Dmitri Shostakovich's Symphony No. 7 in C Major, known as The Leningrad was first performed in 1942 in the middle of the Second World War.

Shostakovich had been in the city of Leningrad and had been enduring the brutal Siege of Leningrad as the German forces tried to starve the city into submission. Shostakovich wrote the symphony during 1941. Shostakovich and his family were evacuated from the city due to their celebrity status, but the symphony's premier was held in the battered city. The city's emaciated orchestra, many of whose members had already died in the siege, gave a rousing performance that was broadcast across Russia and later in the west as well. The symphony's American premier was conducted by Arturo Toscanini in New York. It became very popular in the United States as the embodiment of the fighting Russian spirit, but it has been little heard since. It is often considered overly bombastic and little more than Soviet propaganda. In recent years it has become more popular, along with the rest of Shostakovich's work, and the piece has become viewed as a condemnation of both Nazi and Soviet totalitarianism.

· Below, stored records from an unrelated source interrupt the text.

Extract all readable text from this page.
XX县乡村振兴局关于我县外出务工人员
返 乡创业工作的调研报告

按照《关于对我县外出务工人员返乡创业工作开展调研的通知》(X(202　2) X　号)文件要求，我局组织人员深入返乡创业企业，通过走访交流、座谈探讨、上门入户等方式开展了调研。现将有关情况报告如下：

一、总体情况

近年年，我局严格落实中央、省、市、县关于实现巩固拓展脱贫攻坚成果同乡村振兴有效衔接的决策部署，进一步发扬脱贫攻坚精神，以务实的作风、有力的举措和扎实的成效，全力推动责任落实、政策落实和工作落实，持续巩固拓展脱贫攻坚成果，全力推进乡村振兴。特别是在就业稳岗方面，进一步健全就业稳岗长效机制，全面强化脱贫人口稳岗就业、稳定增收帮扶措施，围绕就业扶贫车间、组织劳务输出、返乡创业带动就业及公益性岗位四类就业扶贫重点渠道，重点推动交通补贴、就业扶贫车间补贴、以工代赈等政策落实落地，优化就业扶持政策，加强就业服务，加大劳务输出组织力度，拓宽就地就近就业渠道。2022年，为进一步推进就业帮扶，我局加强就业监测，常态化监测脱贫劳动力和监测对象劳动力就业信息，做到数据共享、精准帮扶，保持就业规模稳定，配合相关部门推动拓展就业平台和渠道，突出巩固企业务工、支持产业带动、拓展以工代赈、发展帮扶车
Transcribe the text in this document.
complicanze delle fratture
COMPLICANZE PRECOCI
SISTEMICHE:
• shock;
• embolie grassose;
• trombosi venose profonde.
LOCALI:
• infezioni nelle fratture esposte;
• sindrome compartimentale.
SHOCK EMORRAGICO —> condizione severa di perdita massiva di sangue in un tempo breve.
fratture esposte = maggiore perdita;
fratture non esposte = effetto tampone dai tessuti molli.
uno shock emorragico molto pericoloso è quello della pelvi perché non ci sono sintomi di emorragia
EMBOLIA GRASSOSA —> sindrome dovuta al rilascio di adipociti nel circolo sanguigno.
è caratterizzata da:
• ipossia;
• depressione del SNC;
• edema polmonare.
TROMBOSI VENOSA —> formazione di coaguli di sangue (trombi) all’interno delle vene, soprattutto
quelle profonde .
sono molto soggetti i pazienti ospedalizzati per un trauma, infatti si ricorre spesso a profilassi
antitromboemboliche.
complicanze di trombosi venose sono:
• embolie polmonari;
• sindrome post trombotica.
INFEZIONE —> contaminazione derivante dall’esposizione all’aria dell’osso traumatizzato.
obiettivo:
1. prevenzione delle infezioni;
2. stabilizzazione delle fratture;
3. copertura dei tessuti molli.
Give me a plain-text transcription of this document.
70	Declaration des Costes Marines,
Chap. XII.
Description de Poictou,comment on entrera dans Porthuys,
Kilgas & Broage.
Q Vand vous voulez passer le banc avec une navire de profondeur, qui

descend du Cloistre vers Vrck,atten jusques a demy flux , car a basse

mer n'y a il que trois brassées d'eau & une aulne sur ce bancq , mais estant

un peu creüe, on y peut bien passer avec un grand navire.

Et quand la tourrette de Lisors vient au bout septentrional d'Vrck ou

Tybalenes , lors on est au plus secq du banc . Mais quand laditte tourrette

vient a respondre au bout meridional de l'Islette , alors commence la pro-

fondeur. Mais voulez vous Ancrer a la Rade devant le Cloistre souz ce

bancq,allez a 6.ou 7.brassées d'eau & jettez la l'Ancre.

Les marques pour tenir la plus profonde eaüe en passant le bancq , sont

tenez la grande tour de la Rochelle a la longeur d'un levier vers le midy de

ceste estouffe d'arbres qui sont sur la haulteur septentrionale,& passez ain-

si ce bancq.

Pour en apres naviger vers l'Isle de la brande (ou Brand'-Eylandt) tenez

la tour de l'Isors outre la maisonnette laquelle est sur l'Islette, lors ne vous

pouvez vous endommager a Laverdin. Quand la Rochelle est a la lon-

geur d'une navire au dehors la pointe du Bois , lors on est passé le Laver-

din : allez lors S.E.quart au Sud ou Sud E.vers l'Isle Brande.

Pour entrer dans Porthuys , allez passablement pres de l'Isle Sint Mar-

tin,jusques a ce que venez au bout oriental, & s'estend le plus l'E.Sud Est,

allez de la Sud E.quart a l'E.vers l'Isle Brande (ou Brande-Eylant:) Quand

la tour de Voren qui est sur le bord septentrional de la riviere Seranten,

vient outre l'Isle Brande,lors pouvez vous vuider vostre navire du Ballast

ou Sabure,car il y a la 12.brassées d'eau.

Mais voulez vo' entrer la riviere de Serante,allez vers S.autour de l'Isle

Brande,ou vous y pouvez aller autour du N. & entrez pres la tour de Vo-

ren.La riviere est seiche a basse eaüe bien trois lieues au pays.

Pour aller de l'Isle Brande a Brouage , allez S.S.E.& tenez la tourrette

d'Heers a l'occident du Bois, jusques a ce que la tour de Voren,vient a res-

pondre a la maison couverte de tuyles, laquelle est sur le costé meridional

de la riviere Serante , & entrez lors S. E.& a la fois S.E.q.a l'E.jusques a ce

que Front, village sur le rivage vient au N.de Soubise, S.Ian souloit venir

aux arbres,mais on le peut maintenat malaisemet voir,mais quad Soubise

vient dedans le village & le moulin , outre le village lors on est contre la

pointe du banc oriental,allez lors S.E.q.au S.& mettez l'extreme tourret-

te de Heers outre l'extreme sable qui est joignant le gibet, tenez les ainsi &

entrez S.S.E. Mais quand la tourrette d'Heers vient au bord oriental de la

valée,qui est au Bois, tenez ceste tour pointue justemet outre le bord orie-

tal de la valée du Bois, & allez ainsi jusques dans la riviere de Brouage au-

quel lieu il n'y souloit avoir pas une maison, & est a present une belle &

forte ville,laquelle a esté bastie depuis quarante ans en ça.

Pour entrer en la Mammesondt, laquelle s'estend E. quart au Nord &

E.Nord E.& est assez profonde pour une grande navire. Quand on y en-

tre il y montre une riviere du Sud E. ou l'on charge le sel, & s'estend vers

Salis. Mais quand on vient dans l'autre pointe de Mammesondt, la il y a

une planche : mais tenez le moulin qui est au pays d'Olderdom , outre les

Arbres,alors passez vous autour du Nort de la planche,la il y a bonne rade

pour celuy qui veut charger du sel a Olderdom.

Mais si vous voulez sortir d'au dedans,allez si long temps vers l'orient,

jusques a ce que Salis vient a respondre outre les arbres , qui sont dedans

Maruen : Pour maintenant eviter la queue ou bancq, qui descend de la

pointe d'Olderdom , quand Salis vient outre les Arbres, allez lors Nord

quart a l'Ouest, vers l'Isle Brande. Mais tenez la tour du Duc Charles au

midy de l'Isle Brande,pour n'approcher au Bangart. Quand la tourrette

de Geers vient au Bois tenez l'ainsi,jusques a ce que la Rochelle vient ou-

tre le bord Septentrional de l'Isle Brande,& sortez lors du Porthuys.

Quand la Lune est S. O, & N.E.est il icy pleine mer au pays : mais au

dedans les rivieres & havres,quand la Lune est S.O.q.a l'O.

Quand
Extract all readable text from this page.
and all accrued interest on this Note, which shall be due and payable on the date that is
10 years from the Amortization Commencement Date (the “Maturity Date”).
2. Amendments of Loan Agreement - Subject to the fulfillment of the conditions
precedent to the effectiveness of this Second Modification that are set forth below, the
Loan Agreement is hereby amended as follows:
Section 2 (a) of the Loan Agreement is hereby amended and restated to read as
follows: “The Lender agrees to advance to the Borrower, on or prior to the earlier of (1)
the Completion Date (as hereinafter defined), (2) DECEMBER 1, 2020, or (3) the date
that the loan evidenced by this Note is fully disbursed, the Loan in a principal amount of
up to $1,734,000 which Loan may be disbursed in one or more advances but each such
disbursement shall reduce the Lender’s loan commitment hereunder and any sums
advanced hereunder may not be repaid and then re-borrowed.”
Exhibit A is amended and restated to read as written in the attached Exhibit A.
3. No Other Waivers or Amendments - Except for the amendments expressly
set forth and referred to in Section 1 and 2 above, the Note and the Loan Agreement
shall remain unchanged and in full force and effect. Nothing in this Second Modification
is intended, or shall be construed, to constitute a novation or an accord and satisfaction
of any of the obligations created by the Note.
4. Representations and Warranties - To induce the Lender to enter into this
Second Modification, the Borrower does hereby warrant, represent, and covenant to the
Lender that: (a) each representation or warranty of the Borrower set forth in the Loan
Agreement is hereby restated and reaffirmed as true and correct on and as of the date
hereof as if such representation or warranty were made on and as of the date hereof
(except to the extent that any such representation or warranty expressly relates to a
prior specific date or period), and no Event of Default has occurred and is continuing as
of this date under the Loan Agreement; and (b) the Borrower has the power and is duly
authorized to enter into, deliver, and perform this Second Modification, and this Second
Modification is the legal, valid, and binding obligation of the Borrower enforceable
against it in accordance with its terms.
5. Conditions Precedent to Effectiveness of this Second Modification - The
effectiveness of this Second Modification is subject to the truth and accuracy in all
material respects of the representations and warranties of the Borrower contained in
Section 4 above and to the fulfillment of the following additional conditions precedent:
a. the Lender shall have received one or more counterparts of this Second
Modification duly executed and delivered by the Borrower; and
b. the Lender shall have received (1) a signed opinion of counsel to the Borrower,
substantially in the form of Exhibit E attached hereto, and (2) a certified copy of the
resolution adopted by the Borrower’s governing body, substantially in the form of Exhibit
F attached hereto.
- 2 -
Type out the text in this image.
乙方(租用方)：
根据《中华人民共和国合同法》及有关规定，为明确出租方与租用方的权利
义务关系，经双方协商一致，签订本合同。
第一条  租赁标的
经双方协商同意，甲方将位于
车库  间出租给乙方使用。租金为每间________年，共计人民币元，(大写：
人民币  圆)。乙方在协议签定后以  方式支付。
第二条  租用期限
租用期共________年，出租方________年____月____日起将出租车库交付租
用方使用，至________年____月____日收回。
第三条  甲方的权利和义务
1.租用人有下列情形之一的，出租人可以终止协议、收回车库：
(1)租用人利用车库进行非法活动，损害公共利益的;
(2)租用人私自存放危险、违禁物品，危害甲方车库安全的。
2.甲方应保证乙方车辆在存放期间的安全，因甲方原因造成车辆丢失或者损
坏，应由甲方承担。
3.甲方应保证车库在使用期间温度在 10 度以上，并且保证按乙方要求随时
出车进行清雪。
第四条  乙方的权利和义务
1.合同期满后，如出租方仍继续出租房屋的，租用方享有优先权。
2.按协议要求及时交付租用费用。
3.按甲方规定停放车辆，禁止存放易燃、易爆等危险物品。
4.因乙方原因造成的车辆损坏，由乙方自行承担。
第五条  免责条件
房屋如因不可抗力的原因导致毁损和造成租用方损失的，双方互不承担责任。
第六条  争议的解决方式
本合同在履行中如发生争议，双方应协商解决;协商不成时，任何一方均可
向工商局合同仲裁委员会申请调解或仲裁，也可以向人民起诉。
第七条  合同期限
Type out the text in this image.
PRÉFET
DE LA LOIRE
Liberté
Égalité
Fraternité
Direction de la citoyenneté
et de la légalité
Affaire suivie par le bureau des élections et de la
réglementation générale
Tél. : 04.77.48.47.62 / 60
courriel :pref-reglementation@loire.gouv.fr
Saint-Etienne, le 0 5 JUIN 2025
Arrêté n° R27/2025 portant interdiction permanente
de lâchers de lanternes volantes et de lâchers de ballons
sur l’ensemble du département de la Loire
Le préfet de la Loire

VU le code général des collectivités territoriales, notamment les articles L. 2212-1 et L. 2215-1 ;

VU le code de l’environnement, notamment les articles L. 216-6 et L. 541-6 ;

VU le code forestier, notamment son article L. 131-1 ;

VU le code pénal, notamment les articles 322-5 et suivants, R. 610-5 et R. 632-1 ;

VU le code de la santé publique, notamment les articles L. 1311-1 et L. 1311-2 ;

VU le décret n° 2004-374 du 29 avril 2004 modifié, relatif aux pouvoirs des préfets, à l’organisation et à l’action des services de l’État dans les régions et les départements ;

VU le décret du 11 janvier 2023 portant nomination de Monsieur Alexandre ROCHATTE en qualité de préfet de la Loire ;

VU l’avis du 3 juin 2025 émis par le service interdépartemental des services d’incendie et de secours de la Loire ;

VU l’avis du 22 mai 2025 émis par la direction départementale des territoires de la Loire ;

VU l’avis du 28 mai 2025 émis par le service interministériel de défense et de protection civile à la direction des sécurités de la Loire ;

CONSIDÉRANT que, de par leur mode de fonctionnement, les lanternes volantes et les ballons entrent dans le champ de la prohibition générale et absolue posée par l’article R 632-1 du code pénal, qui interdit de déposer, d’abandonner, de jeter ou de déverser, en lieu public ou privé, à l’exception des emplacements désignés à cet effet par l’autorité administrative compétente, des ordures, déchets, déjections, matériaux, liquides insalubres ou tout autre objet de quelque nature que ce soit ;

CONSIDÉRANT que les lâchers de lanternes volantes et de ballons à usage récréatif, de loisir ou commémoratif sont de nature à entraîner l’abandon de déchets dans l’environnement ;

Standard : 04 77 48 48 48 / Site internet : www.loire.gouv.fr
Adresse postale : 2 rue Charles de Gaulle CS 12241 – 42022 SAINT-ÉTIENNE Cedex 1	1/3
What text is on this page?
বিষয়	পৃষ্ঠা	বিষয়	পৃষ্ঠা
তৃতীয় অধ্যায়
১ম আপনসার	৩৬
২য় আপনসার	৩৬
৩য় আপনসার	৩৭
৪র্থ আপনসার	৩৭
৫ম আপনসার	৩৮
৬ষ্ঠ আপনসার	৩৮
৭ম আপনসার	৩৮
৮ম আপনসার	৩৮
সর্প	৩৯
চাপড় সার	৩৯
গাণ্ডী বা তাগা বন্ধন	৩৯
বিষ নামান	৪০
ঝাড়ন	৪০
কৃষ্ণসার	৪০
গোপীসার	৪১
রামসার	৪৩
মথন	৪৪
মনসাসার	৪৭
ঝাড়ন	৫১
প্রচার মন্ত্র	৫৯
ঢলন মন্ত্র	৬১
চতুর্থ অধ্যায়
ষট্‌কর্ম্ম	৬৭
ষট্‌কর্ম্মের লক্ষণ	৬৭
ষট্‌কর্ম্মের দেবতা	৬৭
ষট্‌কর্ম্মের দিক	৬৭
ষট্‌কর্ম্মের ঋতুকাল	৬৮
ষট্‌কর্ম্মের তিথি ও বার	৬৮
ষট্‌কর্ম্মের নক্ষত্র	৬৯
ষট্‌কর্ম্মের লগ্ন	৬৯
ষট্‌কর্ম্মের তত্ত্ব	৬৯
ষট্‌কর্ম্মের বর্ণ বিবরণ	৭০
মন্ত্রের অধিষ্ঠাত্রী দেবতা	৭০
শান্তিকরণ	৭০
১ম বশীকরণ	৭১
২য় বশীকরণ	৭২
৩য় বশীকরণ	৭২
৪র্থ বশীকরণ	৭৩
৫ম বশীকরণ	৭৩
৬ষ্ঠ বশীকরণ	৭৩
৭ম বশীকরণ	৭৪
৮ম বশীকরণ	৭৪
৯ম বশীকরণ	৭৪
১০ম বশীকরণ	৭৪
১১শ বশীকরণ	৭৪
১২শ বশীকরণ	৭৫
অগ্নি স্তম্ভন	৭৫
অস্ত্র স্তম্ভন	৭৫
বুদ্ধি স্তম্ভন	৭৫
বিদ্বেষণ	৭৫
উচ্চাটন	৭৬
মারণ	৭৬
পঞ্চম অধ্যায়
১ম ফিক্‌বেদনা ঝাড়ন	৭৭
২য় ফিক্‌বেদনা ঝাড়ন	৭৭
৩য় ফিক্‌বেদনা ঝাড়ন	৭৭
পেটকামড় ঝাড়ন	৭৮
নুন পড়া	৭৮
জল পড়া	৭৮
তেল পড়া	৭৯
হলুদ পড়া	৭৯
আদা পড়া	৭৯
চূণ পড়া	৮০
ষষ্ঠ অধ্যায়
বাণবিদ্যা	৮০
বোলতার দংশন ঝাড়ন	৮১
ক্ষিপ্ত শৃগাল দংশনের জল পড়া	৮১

The symphony is Shostakovich's longest. The symphony is best known for one episode, in which a jaunty, somewhat sinister march is repeated over and over, getting louder each time, in the manner of Maurice Ravel's Bolero. The march lasts for twenty-minutes and was traditionally viewed as a clear representation of the fascist invaders. Bela Bartok parodied this movement in his Concerto for Orchestra. In modern times scholars have argued the march actually shows Russia's destruction emanating from within.